In Buenos Aires, a ferry-ride south, from Montevideo, poverty is visible everywhere. Sidewalks are broken, elevators in their hotel didn't work, and people crowd in from outlying "shantytowns" every night, to "scavenge" through the city's latest garbage collection.
"The Jewish community has risen to the challenge - they're providing assistance, as best they can, to the Jewish community."
Synagogues offer "wonderful" new afterschool programs, including food, Hebrew language instruction and other services. Jewish schools are closing, because parents can't afford to pay tuition.
"They're a little bit in shock, at having to deal with the vast change in the community."
The Winnipeggers met with dozens of Argentine Jews interested in moving here with their families.
Among other activities, Neville met with staff at the Canadian Embassy, discussing how wouldbe Argentine immigrants are dealt with, and prospects for them in Manitoba.

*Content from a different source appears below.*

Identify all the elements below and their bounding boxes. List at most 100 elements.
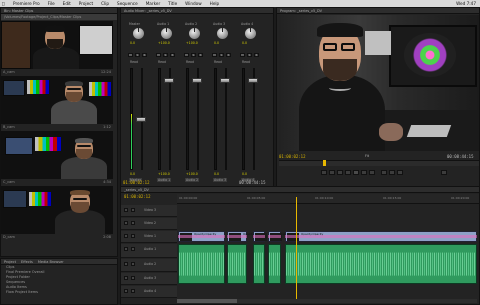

The time the embassy takes to issue visas to such Argentines has also been shortened - from "up to two years" the last time Rosenberg-Cohen was in Argentina, to a "maximum of 10 months" today.
Argentine Jews are now arriving here at a "fantastic pace," Rosenberg-Cohen said.
"People take time to get settled. And then they start looking for work."
Many have gained acceptance relatively quickly through Manitoba's "nominee program", which favors newcomers from other countries that best meet the province's labor needs.
Those needs have changed from last year, when people in "information technology (computer-related fields), accountants and engineers" were in "high demand".
Finding jobs has since become "more difficult" in the first two fields, Rosenberg-Cohen acknowledged.
She said she didn't have unemployment figures for Argentine Jews living in Winnipeg. Asked how many such Jewish newcomers from Argentina have left since they started arriving here in the mid-1990s, Rosenberg-Cohen said she knows of only "three to four" such families.
Federation/CJA's encouragement of preliminary "exploratory" visits by one or more family members before the family decides to make the big move has helped.
Visitors make inquiries about job prospects and other conditions during those trips.
"I think it really makes a difference," Rosenberg-Cohen said. "They come with their children and get settled. They're less likely to move on if they're working and comfortable."